|Title||Super-resolution land cover mapping based on the convolutional neural network|
|Author(s)||Jia, Yuanxin; Ge, Yong; Chen, Yuehong; Li, Sanping; Heuvelink, Gerard B.M.; Ling, Feng|
|Source||Remote Sensing 11 (2019)15. - ISSN 2072-4292|
Soil Geography and Landscape
ISRIC - World Soil Information
|Publication type||Refereed Article in a scientific journal|
|Keyword(s)||Convolutional neural network - Land cover - Remote sensing imagery - Super-resolution mapping|
Super-resolution mapping (SRM) is used to obtain fine-scale land cover maps from coarse remote sensing images. Spatial attraction, geostatistics, and using prior geographic information are conventional approaches used to derive fine-scale land cover maps. As the convolutional neural network (CNN) has been shown to be effective in capturing the spatial characteristics of geographic objects and extrapolating calibrated methods to other study areas, it may be a useful approach to overcome limitations of current SRM methods. In this paper, a new SRM method based on the CNN (SRMCNN) is proposed and tested.
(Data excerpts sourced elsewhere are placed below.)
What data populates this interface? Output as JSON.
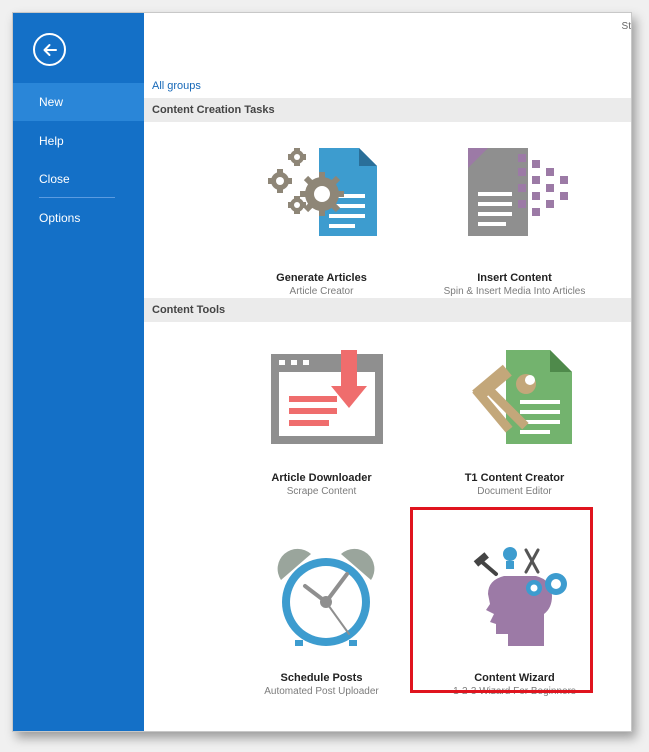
{
  "sidebar": {
    "items": [
      {
        "label": "New"
      },
      {
        "label": "Help"
      },
      {
        "label": "Close"
      },
      {
        "label": "Options"
      }
    ]
  },
  "header": {
    "corner_text": "St"
  },
  "main": {
    "all_groups_link": "All groups",
    "sections": [
      {
        "title": "Content Creation Tasks",
        "tiles": [
          {
            "title": "Generate Articles",
            "subtitle": "Article Creator",
            "icon": "gears-document-icon"
          },
          {
            "title": "Insert Content",
            "subtitle": "Spin & Insert Media Into Articles",
            "icon": "pixel-document-icon"
          }
        ]
      },
      {
        "title": "Content Tools",
        "tiles": [
          {
            "title": "Article Downloader",
            "subtitle": "Scrape Content",
            "icon": "download-window-icon"
          },
          {
            "title": "T1 Content Creator",
            "subtitle": "Document Editor",
            "icon": "tools-document-icon"
          },
          {
            "title": "Schedule Posts",
            "subtitle": "Automated Post Uploader",
            "icon": "alarm-clock-icon"
          },
          {
            "title": "Content Wizard",
            "subtitle": "1-2-3 Wizard For Beginners",
            "icon": "head-ideas-icon"
          }
        ]
      }
    ]
  },
  "colors": {
    "sidebar": "#1470c7",
    "highlight": "#e0141e",
    "blue_icon": "#3d9ccf",
    "gray_icon": "#8f8f8f",
    "green_icon": "#73b36e",
    "purple_icon": "#9c7aa6",
    "tan_icon": "#c3a77a",
    "red_icon": "#ef6d6d"
  }
}
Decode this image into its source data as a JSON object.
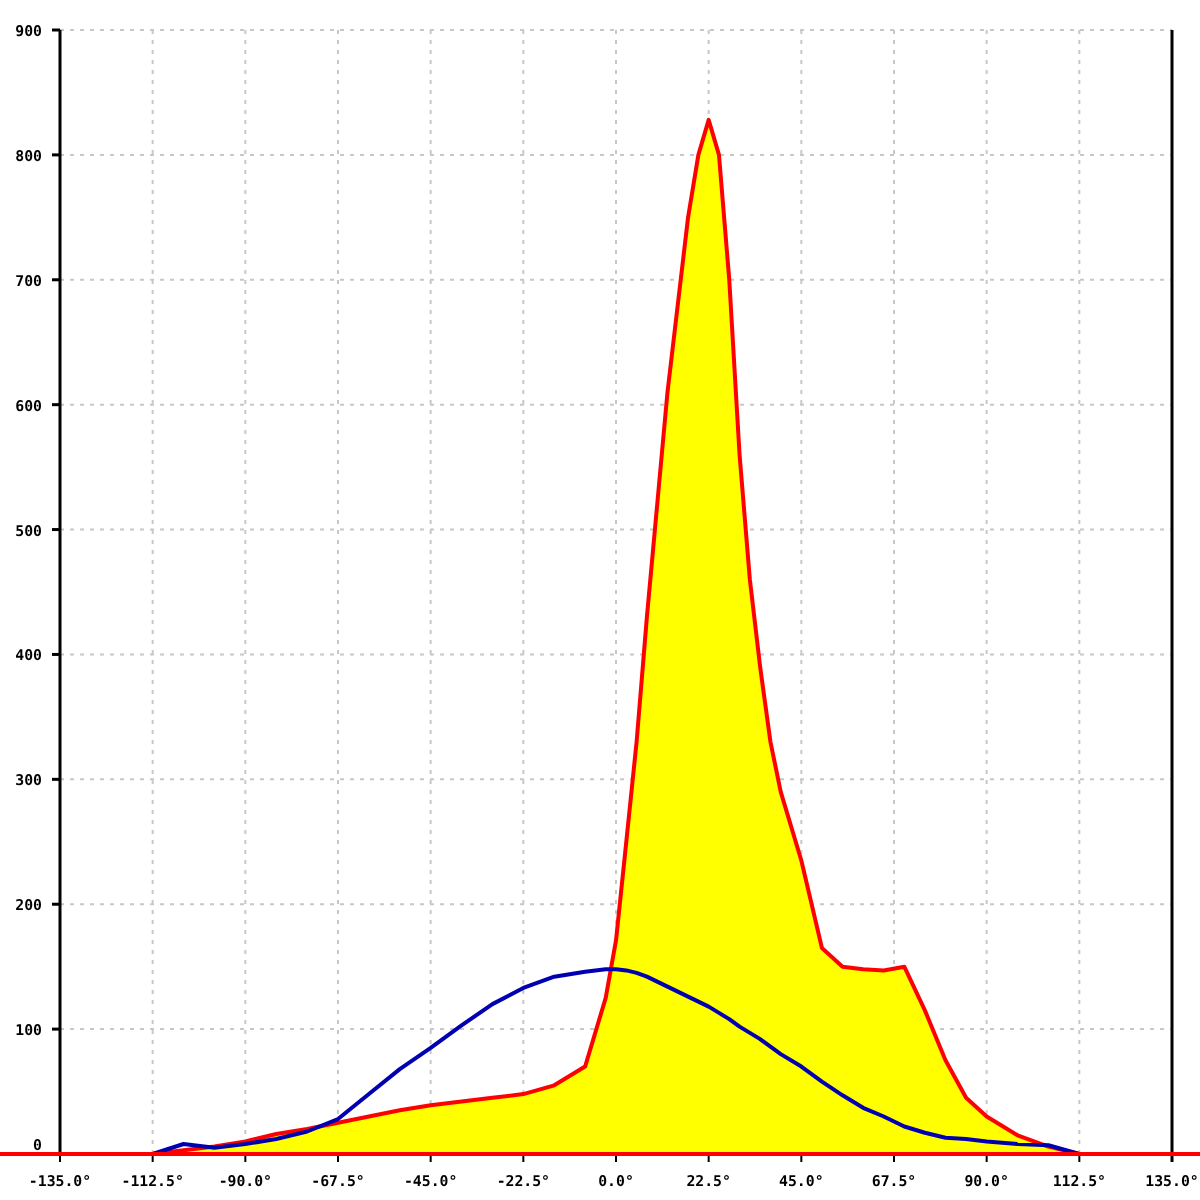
{
  "chart_data": {
    "type": "area",
    "x": [
      -112.5,
      -105,
      -97.5,
      -90,
      -82.5,
      -75,
      -67.5,
      -60,
      -52.5,
      -45,
      -37.5,
      -30,
      -22.5,
      -15,
      -7.5,
      -2.5,
      0,
      2.5,
      5,
      7.5,
      10,
      12.5,
      15,
      17.5,
      20,
      22.5,
      25,
      27.5,
      30,
      32.5,
      35,
      37.5,
      40,
      45,
      50,
      55,
      60,
      65,
      70,
      75,
      80,
      85,
      90,
      97.5,
      105,
      112.5
    ],
    "series": [
      {
        "type": "area",
        "color": "#ff0000",
        "values": [
          0,
          3,
          6,
          10,
          16,
          20,
          25,
          30,
          35,
          39,
          42,
          45,
          48,
          55,
          70,
          125,
          171,
          250,
          330,
          430,
          520,
          610,
          680,
          750,
          800,
          828,
          800,
          700,
          560,
          460,
          390,
          330,
          290,
          235,
          165,
          150,
          148,
          147,
          150,
          115,
          75,
          45,
          30,
          15,
          6,
          0
        ]
      },
      {
        "type": "line",
        "color": "#0000b0",
        "values": [
          0,
          8,
          5,
          8,
          12,
          18,
          28,
          48,
          68,
          85,
          103,
          120,
          133,
          142,
          146,
          148,
          148,
          147,
          145,
          142,
          138,
          134,
          130,
          126,
          122,
          118,
          113,
          108,
          102,
          97,
          92,
          86,
          80,
          70,
          58,
          47,
          37,
          30,
          22,
          17,
          13,
          12,
          10,
          8,
          7,
          0
        ]
      }
    ],
    "xlim": [
      -135,
      135
    ],
    "ylim": [
      0,
      900
    ],
    "xticks": [
      {
        "value": -135,
        "label": "-135.0°"
      },
      {
        "value": -112.5,
        "label": "-112.5°"
      },
      {
        "value": -90,
        "label": "-90.0°"
      },
      {
        "value": -67.5,
        "label": "-67.5°"
      },
      {
        "value": -45,
        "label": "-45.0°"
      },
      {
        "value": -22.5,
        "label": "-22.5°"
      },
      {
        "value": 0,
        "label": "0.0°"
      },
      {
        "value": 22.5,
        "label": "22.5°"
      },
      {
        "value": 45,
        "label": "45.0°"
      },
      {
        "value": 67.5,
        "label": "67.5°"
      },
      {
        "value": 90,
        "label": "90.0°"
      },
      {
        "value": 112.5,
        "label": "112.5°"
      },
      {
        "value": 135,
        "label": "135.0°"
      }
    ],
    "yticks": [
      0,
      100,
      200,
      300,
      400,
      500,
      600,
      700,
      800,
      900
    ],
    "grid": true
  }
}
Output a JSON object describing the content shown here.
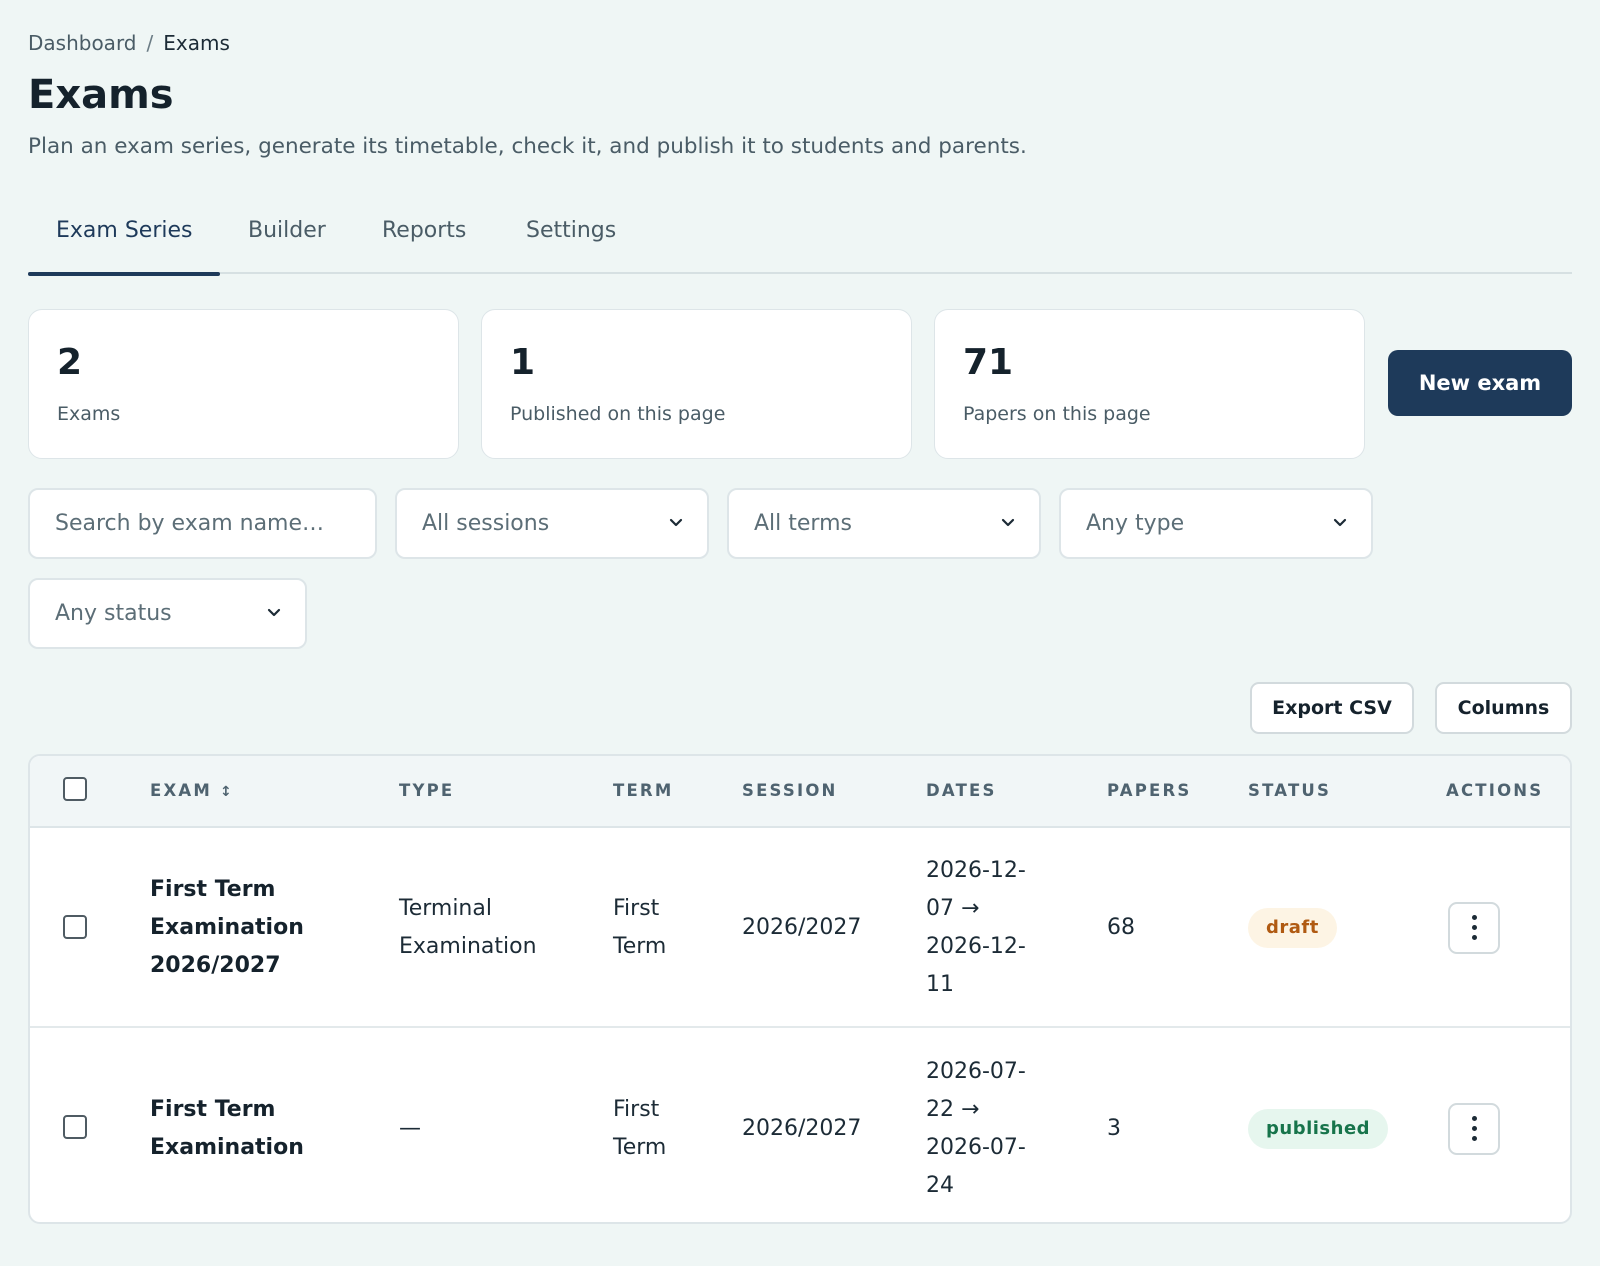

Specifically, an encoder-decoder CNN is used to model the nonlinear relationship between coarse remote sensing images and fine-scale land cover maps. Two real-image experiments were conducted to analyze the effectiveness of the proposed method. The results demonstrate that the overall accuracy of the proposed SRMCNN method was 3% to 5% higher than that of two existing SRM methods. Moreover, the proposed SRMCNN method was validated by visualizing output features and analyzing the performance of different geographic objects.